Fossil of school bus-sized dinosaur dug up in Egyptian desert
Fossil of school bus-sized dinosaur dug up in Egyptian desert
In southeast Pakistan, Ramadan brings Hindus and Muslims closer
MITHI: Partab Shivani, a Hindu in Muslim-majority Pakistan, has fasted on and off during Ramadan for years, but this time is different as he practices abstinence for the entire holy month.
Every year, he and his friends in the southeastern city of Mithi arrange iftar, when Muslims break their daily fast, to foster peace and solidarity between the two religions.
“I believe we need to promote interfaith harmony. First, we are humans — religions came later,” Shivani, a 48-year-old social activist, told AFP, adding that he also reads the teachings of the Buddha.

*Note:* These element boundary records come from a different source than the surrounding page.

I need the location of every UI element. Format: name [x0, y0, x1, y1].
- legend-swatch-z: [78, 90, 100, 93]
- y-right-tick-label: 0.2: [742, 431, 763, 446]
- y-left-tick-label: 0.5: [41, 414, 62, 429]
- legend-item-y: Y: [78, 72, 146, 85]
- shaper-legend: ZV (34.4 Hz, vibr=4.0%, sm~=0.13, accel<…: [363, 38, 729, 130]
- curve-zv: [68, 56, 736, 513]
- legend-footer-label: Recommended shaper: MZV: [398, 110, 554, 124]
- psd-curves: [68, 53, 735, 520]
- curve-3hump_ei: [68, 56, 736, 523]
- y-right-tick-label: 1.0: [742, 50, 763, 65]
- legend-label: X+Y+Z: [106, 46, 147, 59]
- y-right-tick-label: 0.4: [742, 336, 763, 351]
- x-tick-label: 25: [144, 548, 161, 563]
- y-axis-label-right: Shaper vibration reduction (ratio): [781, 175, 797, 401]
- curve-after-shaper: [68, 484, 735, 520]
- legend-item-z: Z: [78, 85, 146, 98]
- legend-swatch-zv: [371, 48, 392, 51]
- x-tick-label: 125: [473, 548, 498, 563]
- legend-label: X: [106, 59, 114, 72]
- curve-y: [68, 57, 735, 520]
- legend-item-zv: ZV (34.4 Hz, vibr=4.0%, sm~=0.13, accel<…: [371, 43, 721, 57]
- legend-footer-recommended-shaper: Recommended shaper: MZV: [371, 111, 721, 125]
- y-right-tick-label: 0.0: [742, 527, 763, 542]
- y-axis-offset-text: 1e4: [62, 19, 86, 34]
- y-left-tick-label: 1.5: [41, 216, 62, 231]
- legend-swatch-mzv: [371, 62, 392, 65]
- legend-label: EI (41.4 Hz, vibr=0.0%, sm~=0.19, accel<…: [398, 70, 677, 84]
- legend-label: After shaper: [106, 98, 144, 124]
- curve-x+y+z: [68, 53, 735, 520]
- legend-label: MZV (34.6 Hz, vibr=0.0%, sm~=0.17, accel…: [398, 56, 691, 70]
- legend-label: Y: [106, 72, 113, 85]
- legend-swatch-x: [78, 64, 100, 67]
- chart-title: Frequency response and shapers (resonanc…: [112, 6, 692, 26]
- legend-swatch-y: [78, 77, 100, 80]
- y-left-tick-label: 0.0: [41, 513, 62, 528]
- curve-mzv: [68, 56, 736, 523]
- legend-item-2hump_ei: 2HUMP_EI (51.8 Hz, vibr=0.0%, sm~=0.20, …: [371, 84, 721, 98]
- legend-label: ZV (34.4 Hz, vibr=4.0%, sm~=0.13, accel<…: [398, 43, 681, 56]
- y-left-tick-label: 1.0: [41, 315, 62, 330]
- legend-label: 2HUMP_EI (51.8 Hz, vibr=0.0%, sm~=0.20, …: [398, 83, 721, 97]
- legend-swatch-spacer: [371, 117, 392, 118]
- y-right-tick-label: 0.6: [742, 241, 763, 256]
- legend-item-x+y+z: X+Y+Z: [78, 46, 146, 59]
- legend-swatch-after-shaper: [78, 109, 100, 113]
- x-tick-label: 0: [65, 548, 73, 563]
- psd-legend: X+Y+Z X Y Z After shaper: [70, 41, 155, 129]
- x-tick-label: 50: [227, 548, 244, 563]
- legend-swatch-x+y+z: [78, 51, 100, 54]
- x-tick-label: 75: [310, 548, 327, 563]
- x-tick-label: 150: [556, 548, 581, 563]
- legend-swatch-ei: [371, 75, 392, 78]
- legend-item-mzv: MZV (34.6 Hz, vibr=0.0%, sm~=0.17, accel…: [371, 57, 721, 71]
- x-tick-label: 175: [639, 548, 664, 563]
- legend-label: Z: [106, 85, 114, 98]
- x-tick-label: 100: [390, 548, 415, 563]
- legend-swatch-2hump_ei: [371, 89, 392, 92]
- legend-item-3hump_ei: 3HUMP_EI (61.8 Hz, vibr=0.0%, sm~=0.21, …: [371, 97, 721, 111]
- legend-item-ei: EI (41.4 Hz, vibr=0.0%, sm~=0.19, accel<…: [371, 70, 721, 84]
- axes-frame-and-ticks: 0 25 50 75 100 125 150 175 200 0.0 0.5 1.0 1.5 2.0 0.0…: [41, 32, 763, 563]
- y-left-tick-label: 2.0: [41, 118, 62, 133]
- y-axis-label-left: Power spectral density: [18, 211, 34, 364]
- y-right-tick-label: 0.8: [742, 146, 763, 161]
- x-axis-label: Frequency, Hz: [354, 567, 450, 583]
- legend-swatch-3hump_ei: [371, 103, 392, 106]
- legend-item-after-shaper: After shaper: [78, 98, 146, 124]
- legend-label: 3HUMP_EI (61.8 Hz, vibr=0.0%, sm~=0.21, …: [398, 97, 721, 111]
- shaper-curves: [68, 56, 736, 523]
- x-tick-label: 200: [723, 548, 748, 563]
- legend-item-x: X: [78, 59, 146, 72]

“His message is about peace and ending war. Peace can spread through solidarity and by standing with one another. Distance only widens the gap between people,” he added.
Ninety-six percent of Pakistan’s 240 million people are Muslim. Just two percent are Hindu, most of them living in rural areas of Sindh province where Mithi is located.
In Mithi itself, most of the 60,000 inhabitants are Hindu.
Many of the city’s Hindus also observe Ramadan and iftar has become a social gathering where people from both faiths happily participate.
“This has been a wonderful tradition of ours for a very long time,” said Mir Muhammad Buledi, a 51-year-old Muslim friend who attended Shivani’s iftar gathering.
“It is a beautiful example of harmony between the two communities.”
Like brothers
Discrimination against minorities runs deep in Pakistan.
Following the end of British rule in South Asia in 1947, the subcontinent was partitioned into mainly Hindu India and Muslim-majority Pakistan.
That triggered widespread religious bloodshed in which hundreds of thousands were killed and millions displaced.
According to the Human Rights Commission of Pakistan, freedom of religion or belief is under constant threat, with religiously motivated violence and discrimination increasing yearly.
State authorities, often using religious unrest for political gain, have failed to address the crisis, the independent non-profit says.
But such tensions are absent in Mithi.
“I am a Hindu but I keep all the fasts during this month,” said Sushil Malani, a local politician. “I feel happy standing with my Muslim brothers.
“We celebrate Eid together as well. This tradition in the region is very old.”
Restaurants and tea stalls are closed across Pakistan during Ramadan.
Ramesh Kumar, a 52-year-old Hindu man who sells sweets and savoury items outside a Muslim shrine, keeps his push cart covered and closed until iftar.
“There is no discrimination among us if someone is Muslim or Hindu. I have been seeing this since my childhood that we all live together like brothers,” he said.
Muslim shrine, Hindu caretaker
Locals say Mithi’s peaceful religious coexistence can be traced to its remote location, emerging from the sand dunes of the Tharparkar desert, which borders the modern Indian state of Rajasthan.
Cows — considered sacred in Hinduism — roam freely in Mithi city, as they do in neighboring India.
At two Sufi Muslim shrines in the middle of the city, Hindu families arrange meals, bringing fruit, meals and juices for their Muslim neighbors to break their fasts.
“We respect Muslims,” said Mohan Lal Malhi, a Hindu caretaker of one of the shrines.
Mohan said his parents and elders taught him to respect people regardless of religion or color, and the traditions pass from one generation to the next.
Local residents said both communities consider their social relationships more important than their religious identity.
“You will see a (Sikh) gurdwara, a mosque, and a shrine standing side by side here,” Mohan said. “The atmosphere of this area teaches humanity.”